Teach Your Team to Be Chart-Literate
One of Cairo’s best points is that data storytelling is a shared responsibility. It’s not just on the analyst or the PM to get it right. Everyone—designers, engineers, producers, QA—needs to be able to read, question, and interpret visuals critically.
That means chart literacy needs to be part of the culture—not just the tooling.
Dev Application: Add a 10-minute segment to sprint reviews: “How to Read This Chart.” Host a team session on visual framing. Call out good examples. Gently question bad ones. Raise the floor on data fluency.

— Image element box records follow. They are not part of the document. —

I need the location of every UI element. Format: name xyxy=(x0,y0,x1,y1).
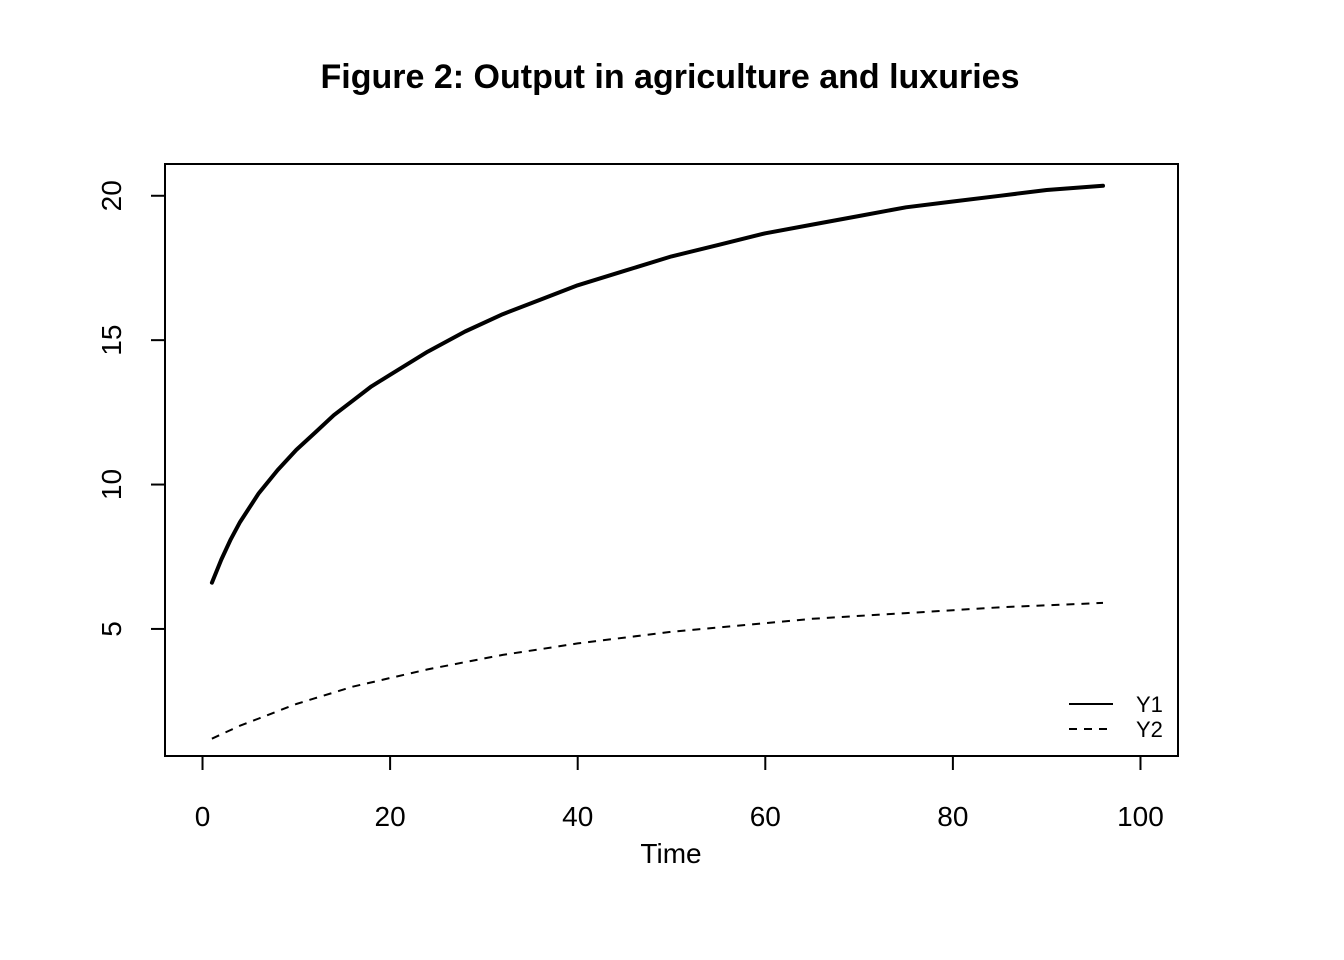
chart-title: Figure 2: Output in agriculture and luxu… xyxy=(321,58,1020,96)
series-line-y1 xyxy=(209,183,1105,585)
legend-label-y2: Y2 xyxy=(1136,717,1163,742)
legend-label-y1: Y1 xyxy=(1136,692,1163,717)
y-axis: 5 10 15 20 xyxy=(96,180,166,637)
x-tick-label: 80 xyxy=(937,801,968,832)
x-tick-label: 100 xyxy=(1117,801,1164,832)
y-tick-label: 15 xyxy=(96,325,127,356)
y-tick-label: 5 xyxy=(96,621,127,637)
x-tick-label: 40 xyxy=(562,801,593,832)
x-tick-label: 20 xyxy=(375,801,406,832)
y-tick-label: 20 xyxy=(96,180,127,211)
x-axis: 0 20 40 60 80 100 xyxy=(195,755,1164,832)
plot-frame xyxy=(164,163,1179,757)
x-tick-label: 0 xyxy=(195,801,211,832)
x-axis-label: Time xyxy=(640,838,701,869)
series-layer xyxy=(209,183,1105,740)
y-tick-label: 10 xyxy=(96,469,127,500)
series-line-y2 xyxy=(211,601,1104,740)
x-tick-label: 60 xyxy=(750,801,781,832)
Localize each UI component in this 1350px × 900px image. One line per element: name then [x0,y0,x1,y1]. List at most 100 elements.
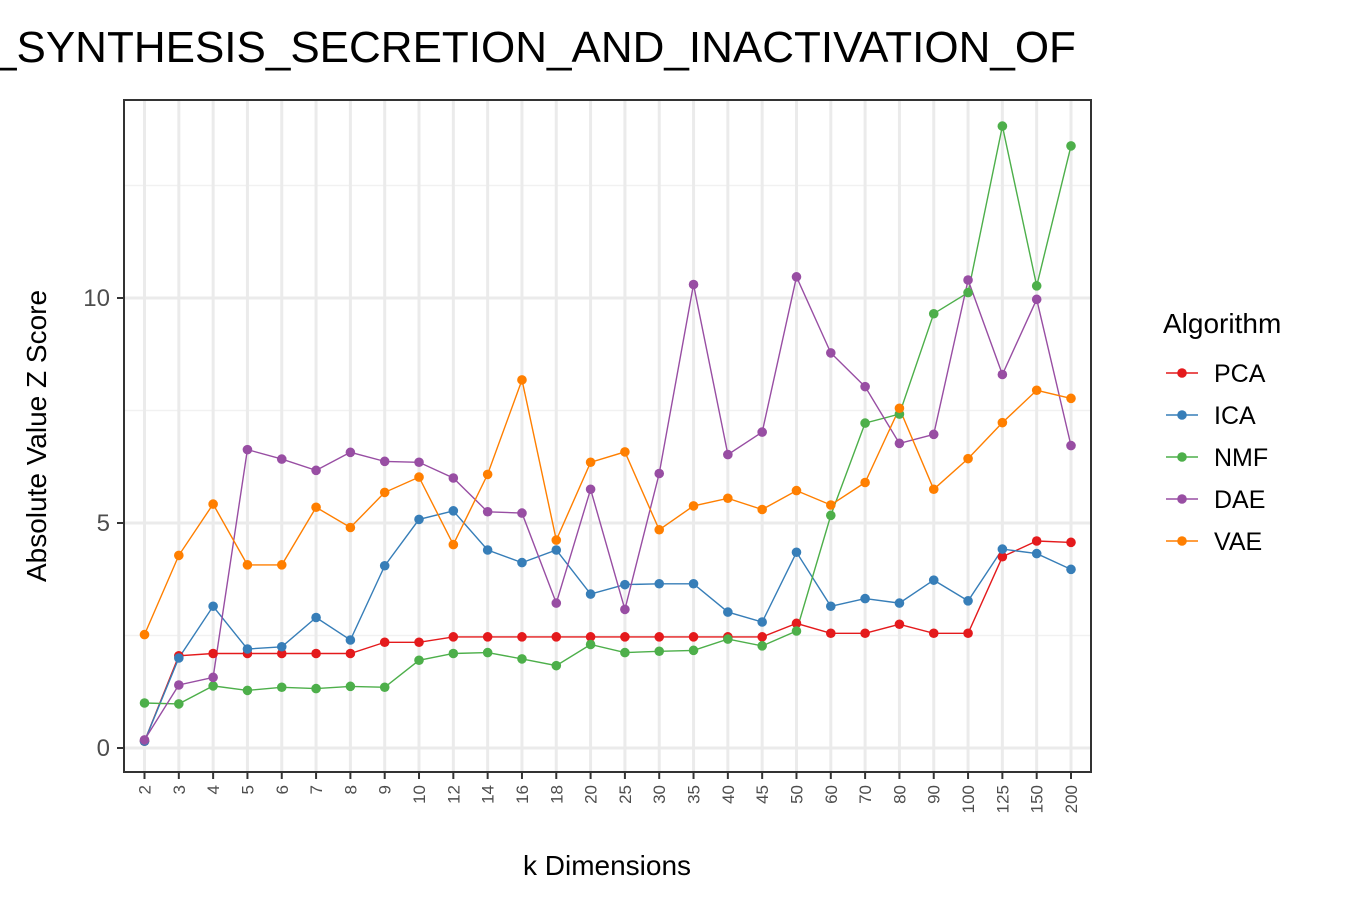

Final Thought: The Chart Is Just the Beginning
At its core, How Charts Lie is not about visuals. It’s about how people make meaning from numbers—and how that process is fragile, emotional, and easily distorted.
As leaders in software and game development, we can’t afford to just “show the chart” and hope people get it. We have to be curators of meaning. Guides through the noise. Translators of signal.
Cairo gives us the mindset—and the responsibility—to do that well.
So the next time you’re reviewing your metrics deck or updating your roadmap visuals, ask yourself:
“Does this chart tell the truth?” “Does it help people understand?” “Does it lead us to a better decision?”
If it doesn’t, it’s not just a design problem. It’s a leadership opportunity. One you can fix.